How green is your e-car?

Sean writes*

 A big part of the allure of electric cars is the idea that the consumer is doing something good for the environment by opting to drive electric rather than a traditional fossil-fuel powered car. In the context of Tesla, the world’s most famous electric car the decision to go electric while remaining fashionable is enough for many to pat themselves on the back and not delve into the specifics of their new toy. I’m here to tell you that the purchase of your shiny new electric car might not be all it’s cracked up to be, if you’re an environmental warrior chances are you know this, the problem is the general population does not.

For an electric car the negative impact on the environment starts with the production of its lithium ion battery. If you’re buying a Tesla in the US chances are your battery will be produced at what’s known as the Gigafactory. According to the linked website “Tesla’s mission is to accelerate the world’s transition to sustainable energy through increasingly affordable electric vehicles”. A Tesla’s battery chemistry is a mix of nickel, cobalt, and aluminium. This combination is touted for its energy density, however the mere quest to attain the elements required to make the battery i.e. cobalt mining in the DRC leads to negative environmental consequences.

By 2021 more than 10 million battery packs for cars will be able to be made due to increased production capacity. The bulk of production coming from countries who still heavily rely on the burning of coal for electricity: China, Thailand, Germany, and Poland. Some of Tesla’s batteries are produced in the aforementioned countries using dirty power and as a result carries greater negative externalities. Knowing where the electricity that fuels production comes from is crucial because it’s what much of the carbon footprint from the car comes down to. If you plan on being an environmentally conscious consumer of any electric vehicle make sure to do a bit of research as to where your model’s battery was made, even amongst one maker battery origin can vary.

On the road, your electric car is reducing your carbon footprint, but just like with your food the big question regarding the increase in consumption of electric cars will be “Where is your electric car coming from?” Failure to inquire about the production process behind the vehicle you choose will render the goal of its purchase somewhat meaningless and see the consumer become a victim of greenwashing.

Bottomline: How your E-Car was produced holds the answer to whether or not it helps the environment.


* Please help my Environmental Economics students by commenting on unclear analysis, alternative perspectives, better data sources, or maybe just saying something nice :).

Author: David Zetland

I'm a political-economist from California who now lives in Amsterdam.
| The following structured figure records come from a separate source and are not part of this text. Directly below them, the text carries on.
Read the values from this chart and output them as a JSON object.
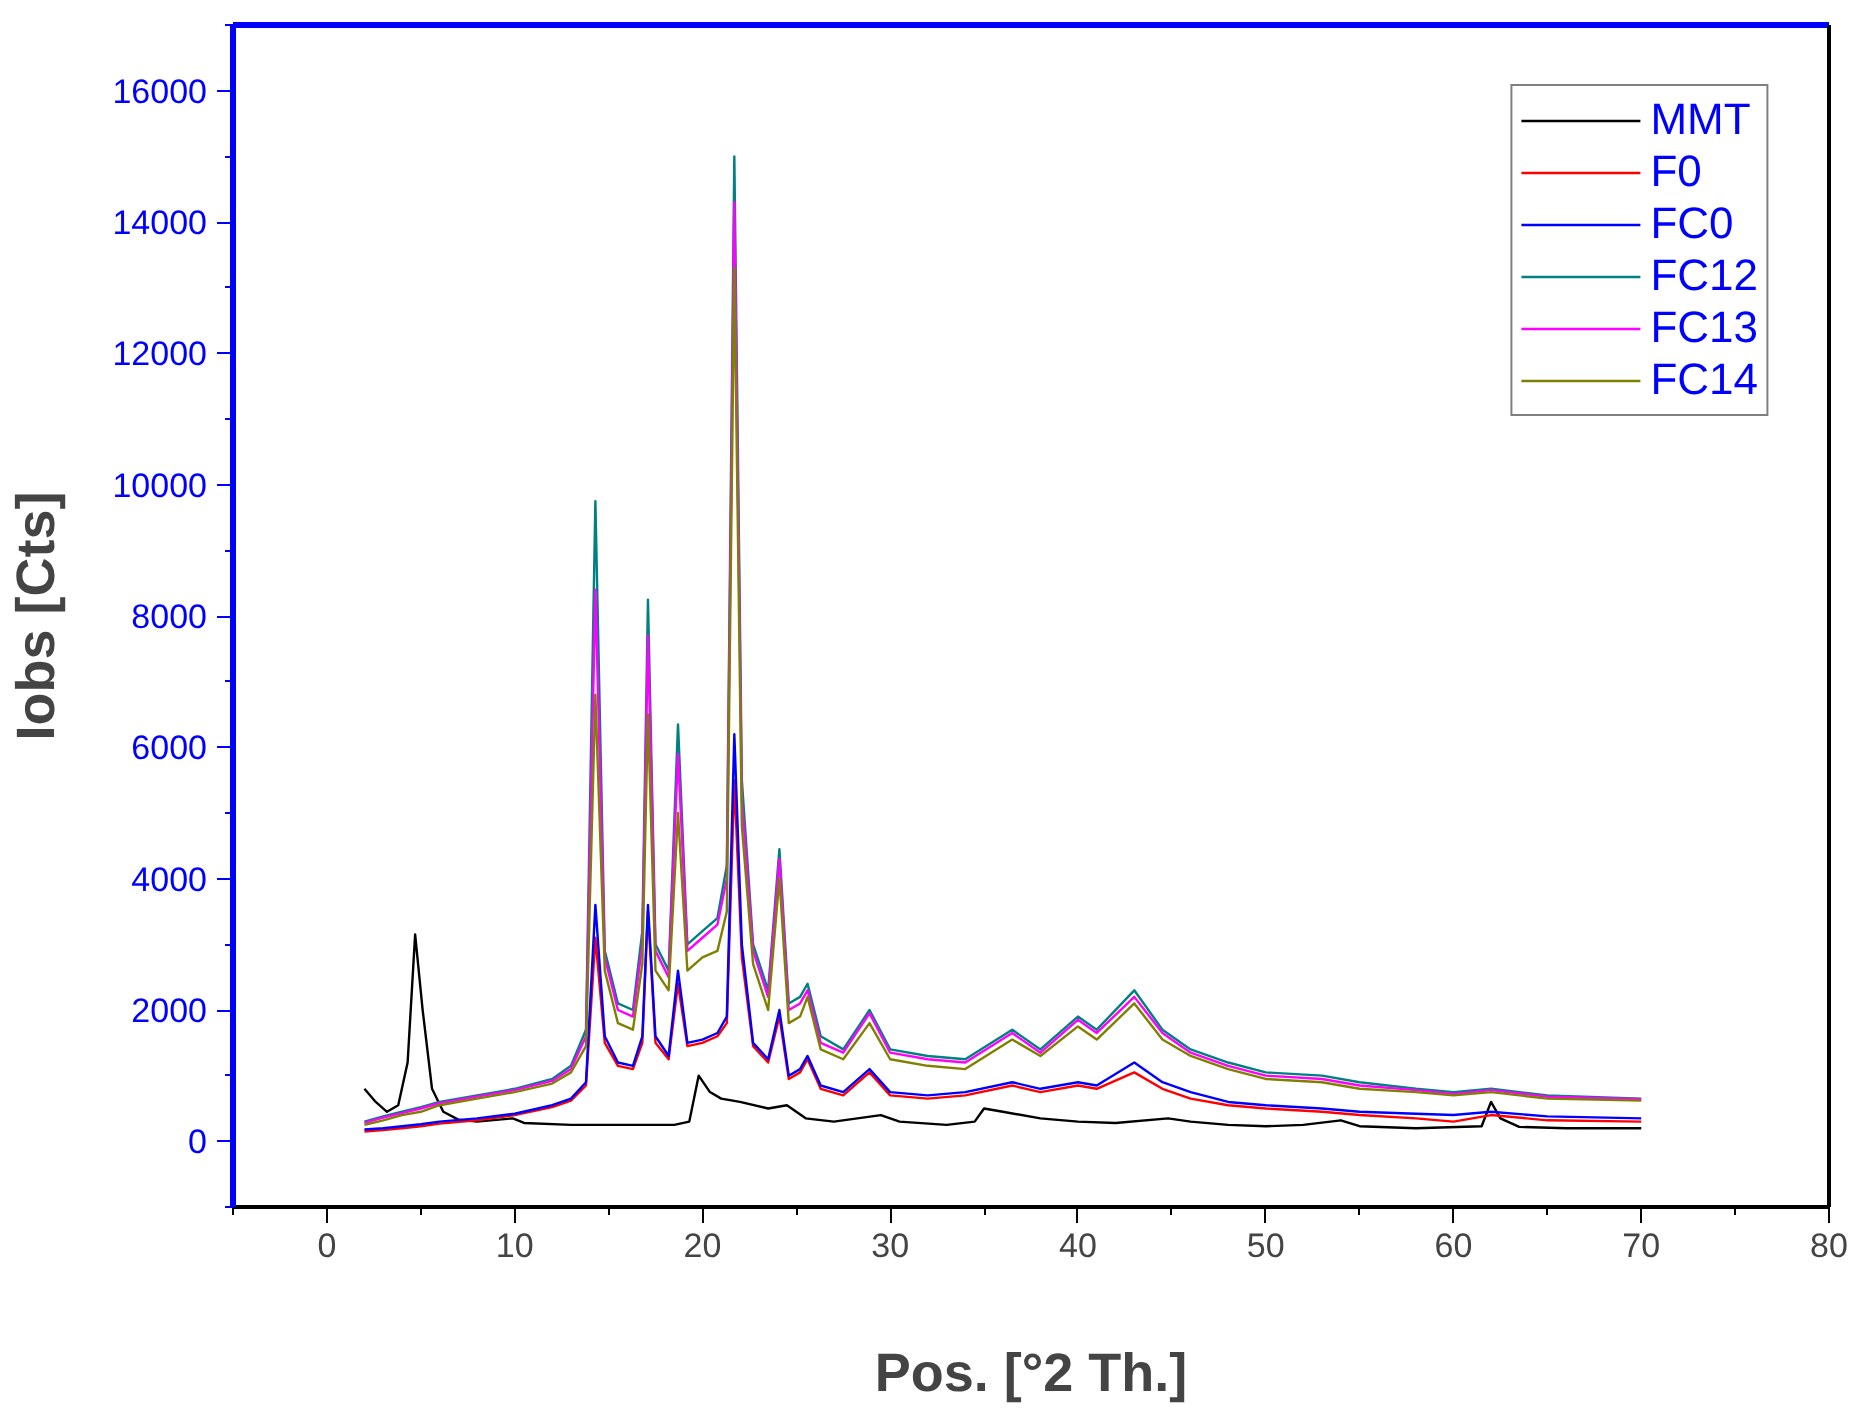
{
  "chart_data": {
    "type": "line",
    "xlabel": "Pos. [°2 Th.]",
    "ylabel": "Iobs [Cts]",
    "xlim": [
      -5,
      80
    ],
    "ylim": [
      -1000,
      17000
    ],
    "xticks": [
      0,
      10,
      20,
      30,
      40,
      50,
      60,
      70,
      80
    ],
    "yticks": [
      0,
      2000,
      4000,
      6000,
      8000,
      10000,
      12000,
      14000,
      16000
    ],
    "grid": false,
    "legend": "top right",
    "marker": "none",
    "line_style": "solid",
    "x": [
      2,
      3,
      4,
      5,
      6,
      8,
      10,
      12,
      13,
      13.8,
      14.3,
      14.8,
      15.5,
      16.3,
      16.8,
      17.1,
      17.5,
      18.2,
      18.7,
      19.2,
      20,
      20.8,
      21.3,
      21.7,
      22.1,
      22.7,
      23.5,
      24.1,
      24.6,
      25.2,
      25.6,
      26.3,
      27.5,
      28.9,
      30,
      32,
      34,
      36.5,
      38,
      40,
      41,
      43,
      44.5,
      46,
      48,
      50,
      53,
      55,
      58,
      60,
      62,
      65,
      70
    ],
    "series": [
      {
        "name": "MMT",
        "color": "#000000",
        "x": [
          2,
          2.6,
          3.2,
          3.8,
          4.3,
          4.7,
          5.1,
          5.6,
          6.2,
          7,
          8,
          9.9,
          10.5,
          13,
          16,
          18.5,
          19.3,
          19.8,
          20.4,
          21,
          22,
          23.5,
          24.5,
          25.5,
          27,
          29.5,
          30.5,
          33,
          34.5,
          35,
          36,
          38,
          40,
          42,
          44.8,
          46,
          48,
          50,
          52,
          54,
          55,
          58,
          61.5,
          62,
          62.5,
          63.5,
          66,
          70
        ],
        "values": [
          800,
          600,
          450,
          550,
          1200,
          3150,
          2000,
          800,
          450,
          330,
          300,
          350,
          280,
          250,
          250,
          250,
          300,
          1000,
          750,
          650,
          600,
          500,
          550,
          350,
          300,
          400,
          300,
          250,
          300,
          500,
          450,
          350,
          300,
          280,
          350,
          300,
          250,
          230,
          250,
          320,
          230,
          200,
          230,
          600,
          350,
          220,
          200,
          200
        ]
      },
      {
        "name": "F0",
        "color": "#ff0000",
        "values": [
          150,
          170,
          200,
          230,
          270,
          320,
          400,
          520,
          620,
          850,
          3100,
          1500,
          1150,
          1100,
          1500,
          3500,
          1500,
          1250,
          2400,
          1450,
          1500,
          1600,
          1800,
          5500,
          2800,
          1450,
          1200,
          1900,
          950,
          1050,
          1250,
          800,
          700,
          1050,
          700,
          650,
          700,
          850,
          750,
          850,
          800,
          1050,
          800,
          650,
          550,
          500,
          450,
          400,
          350,
          300,
          400,
          320,
          300
        ]
      },
      {
        "name": "FC0",
        "color": "#0000ff",
        "values": [
          180,
          200,
          230,
          260,
          300,
          350,
          420,
          550,
          650,
          900,
          3600,
          1600,
          1200,
          1150,
          1600,
          3600,
          1600,
          1300,
          2600,
          1500,
          1550,
          1650,
          1900,
          6200,
          3000,
          1500,
          1250,
          2000,
          1000,
          1100,
          1300,
          850,
          750,
          1100,
          750,
          700,
          750,
          900,
          800,
          900,
          850,
          1200,
          900,
          750,
          600,
          550,
          500,
          450,
          420,
          400,
          450,
          380,
          350
        ]
      },
      {
        "name": "FC12",
        "color": "#008080",
        "values": [
          300,
          380,
          450,
          520,
          600,
          700,
          800,
          950,
          1150,
          1700,
          9750,
          2900,
          2100,
          2000,
          3200,
          8250,
          3000,
          2600,
          6350,
          3000,
          3200,
          3400,
          4200,
          15000,
          5500,
          3000,
          2300,
          4450,
          2100,
          2200,
          2400,
          1600,
          1400,
          2000,
          1400,
          1300,
          1250,
          1700,
          1400,
          1900,
          1700,
          2300,
          1700,
          1400,
          1200,
          1050,
          1000,
          900,
          800,
          750,
          800,
          700,
          650
        ]
      },
      {
        "name": "FC13",
        "color": "#ff00ff",
        "values": [
          280,
          360,
          430,
          500,
          580,
          680,
          780,
          920,
          1100,
          1600,
          8400,
          2800,
          2000,
          1900,
          3000,
          7700,
          2900,
          2500,
          5900,
          2900,
          3100,
          3300,
          4000,
          14300,
          5200,
          2900,
          2200,
          4300,
          2000,
          2100,
          2300,
          1500,
          1350,
          1950,
          1350,
          1250,
          1200,
          1650,
          1350,
          1850,
          1650,
          2200,
          1650,
          1350,
          1150,
          1000,
          950,
          850,
          780,
          720,
          780,
          680,
          640
        ]
      },
      {
        "name": "FC14",
        "color": "#808000",
        "values": [
          250,
          320,
          400,
          450,
          550,
          650,
          750,
          880,
          1050,
          1450,
          6800,
          2600,
          1800,
          1700,
          2700,
          6500,
          2600,
          2300,
          5000,
          2600,
          2800,
          2900,
          3500,
          13300,
          4800,
          2700,
          2000,
          4000,
          1800,
          1900,
          2200,
          1400,
          1250,
          1800,
          1250,
          1150,
          1100,
          1550,
          1300,
          1750,
          1550,
          2100,
          1550,
          1300,
          1100,
          950,
          900,
          800,
          750,
          700,
          750,
          650,
          620
        ]
      }
    ]
  }
}
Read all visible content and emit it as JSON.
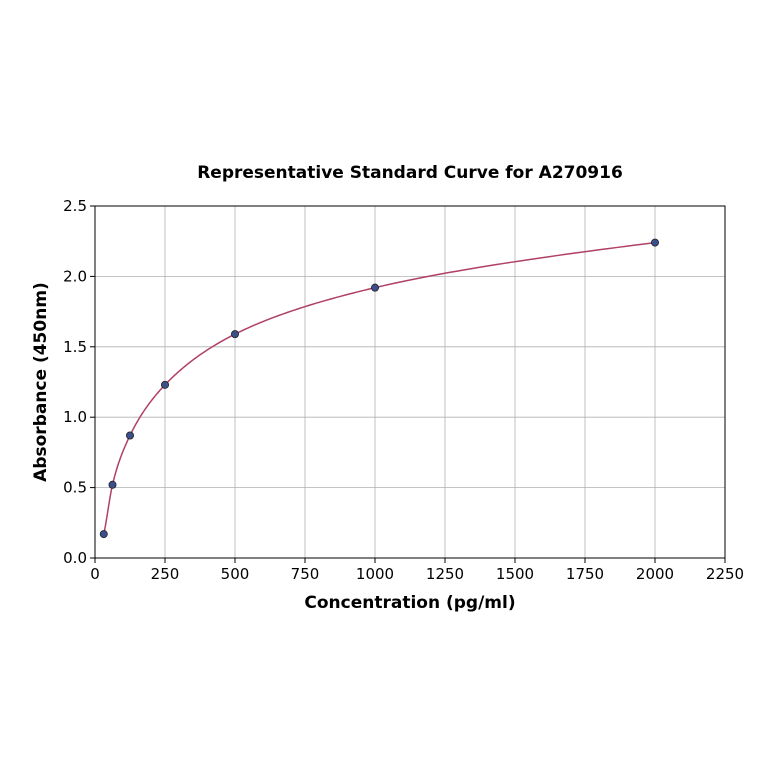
{
  "chart_data": {
    "type": "scatter",
    "title": "Representative Standard Curve for A270916",
    "xlabel": "Concentration (pg/ml)",
    "ylabel": "Absorbance (450nm)",
    "xlim": [
      0,
      2250
    ],
    "ylim": [
      0,
      2.5
    ],
    "x_ticks": [
      0,
      250,
      500,
      750,
      1000,
      1250,
      1500,
      1750,
      2000,
      2250
    ],
    "y_ticks": [
      0.0,
      0.5,
      1.0,
      1.5,
      2.0,
      2.5
    ],
    "x_tick_labels": [
      "0",
      "250",
      "500",
      "750",
      "1000",
      "1250",
      "1500",
      "1750",
      "2000",
      "2250"
    ],
    "y_tick_labels": [
      "0.0",
      "0.5",
      "1.0",
      "1.5",
      "2.0",
      "2.5"
    ],
    "grid": true,
    "legend": "none",
    "series": [
      {
        "type": "scatter",
        "x": [
          31.25,
          62.5,
          125,
          250,
          500,
          1000,
          2000
        ],
        "y": [
          0.17,
          0.52,
          0.87,
          1.23,
          1.59,
          1.92,
          2.24
        ]
      }
    ],
    "fit_curve": {
      "type": "line",
      "model": "log-log",
      "a": 0.7125,
      "b": 0.4035,
      "points_from_x": 30,
      "points_to_x": 2000
    },
    "colors": {
      "marker_fill": "#3b4f8c",
      "marker_edge": "#222222",
      "curve": "#b04068",
      "grid": "#b0b0b0",
      "axis": "#000000"
    }
  }
}
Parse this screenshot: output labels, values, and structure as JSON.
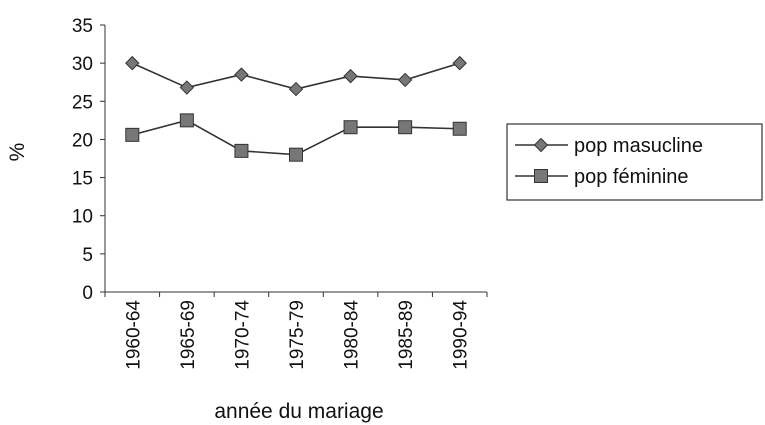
{
  "chart_data": {
    "type": "line",
    "title": "",
    "xlabel": "année du mariage",
    "ylabel": "%",
    "categories": [
      "1960-64",
      "1965-69",
      "1970-74",
      "1975-79",
      "1980-84",
      "1985-89",
      "1990-94"
    ],
    "ylim": [
      0,
      35
    ],
    "yticks": [
      0,
      5,
      10,
      15,
      20,
      25,
      30,
      35
    ],
    "grid": false,
    "legend_position": "right",
    "series": [
      {
        "name": "pop masucline",
        "marker": "diamond",
        "color": "#555555",
        "values": [
          30,
          26.8,
          28.5,
          26.6,
          28.3,
          27.8,
          30
        ]
      },
      {
        "name": "pop féminine",
        "marker": "square",
        "color": "#555555",
        "values": [
          20.6,
          22.5,
          18.5,
          18,
          21.6,
          21.6,
          21.4
        ]
      }
    ]
  }
}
4 thoughts on “How green is your e-car?”

  1. This post brings the question of the considering the entire supply chain’s carbon, water and other footprints to the fore once again. It is dismaying to learn that not only Tesla car’s cost a ton to begin with (human’s are not that patient generally to look at long term investment/ROIs to begin with) but also the types of damaging effect the battery has on environment and so on.. Looking forward to an alternate to the lithium batteries in the e-vehicles of the future..

  2. Hey Sean,
    I really enjoyed reading your blogpost, I’ve always been very interested in what the actual environmental benefits of electric cars are.
    Reading your blogpost reminded me of a paper I had to read for the Environment and Development course. The paper is about the Jenvon’s paradox which basically entails that when a technological innovation is accompanied by increased efficiency in resource use, consumption will increase and thus the innovation, while in itself beneficial, actually has a negative impact on the environment. As this is very much in line with what you are saying I thought you might want to read it to further substantiate your claim. Hovardas, T. 2016. Two paradoxes with one stone: A critical reading of ecological modernisation. Here is the paper: Ecological Economics. [Online]. 130, pp.1-7. [Accessed 6 July 2018]. Available from: https://doi.org/10.1016/j.ecolecon.2016.06.023

  3. I was really excited to learn that you chose to do this topic because I am a customer considering to buy an electric car myself in the near future. I was wondering if buying a Tesla will actually be environmental-friendly like they advertise themselves. So I guess reading this blog only gave me more questions that I want answers to. For example, let’s suppose that the battery that I ended up buying was produced in one of the countries that burn coal primarily (that you mentioned above). Is that one-time carbon footprint still better than buying a gasoline car in the long run? If so (or if not), to what extent? What is really the right choice to make in terms of choosing a car? I definitely have to do more research on this before I make a decision, and so I am looking forward to hearing more in the coming presentations.

  4. Sean,

    I’m curious about the counterfactual here. You’re advocating a lifecycle analysis for electric cars, but forgetting that the comparison is important. What does the lifecycle damages associated with a standard car look like? If I buy a Honda Accord, it is not obvious to me that the environmental considerations in its production are worse than that of a Tesla.
    Sure, batteries aren’t great to make, but the reduced complexity of the drivetrain presumably means tremendous energy savings in construction when we don’t have to mold driveshafts.

    Beyond that, if proponents of electric vehicles are correct and those vehicle’s simplicity drives longer lifespans with reduced maintenance — that lengthening of the lifecycle comes with its own benefits.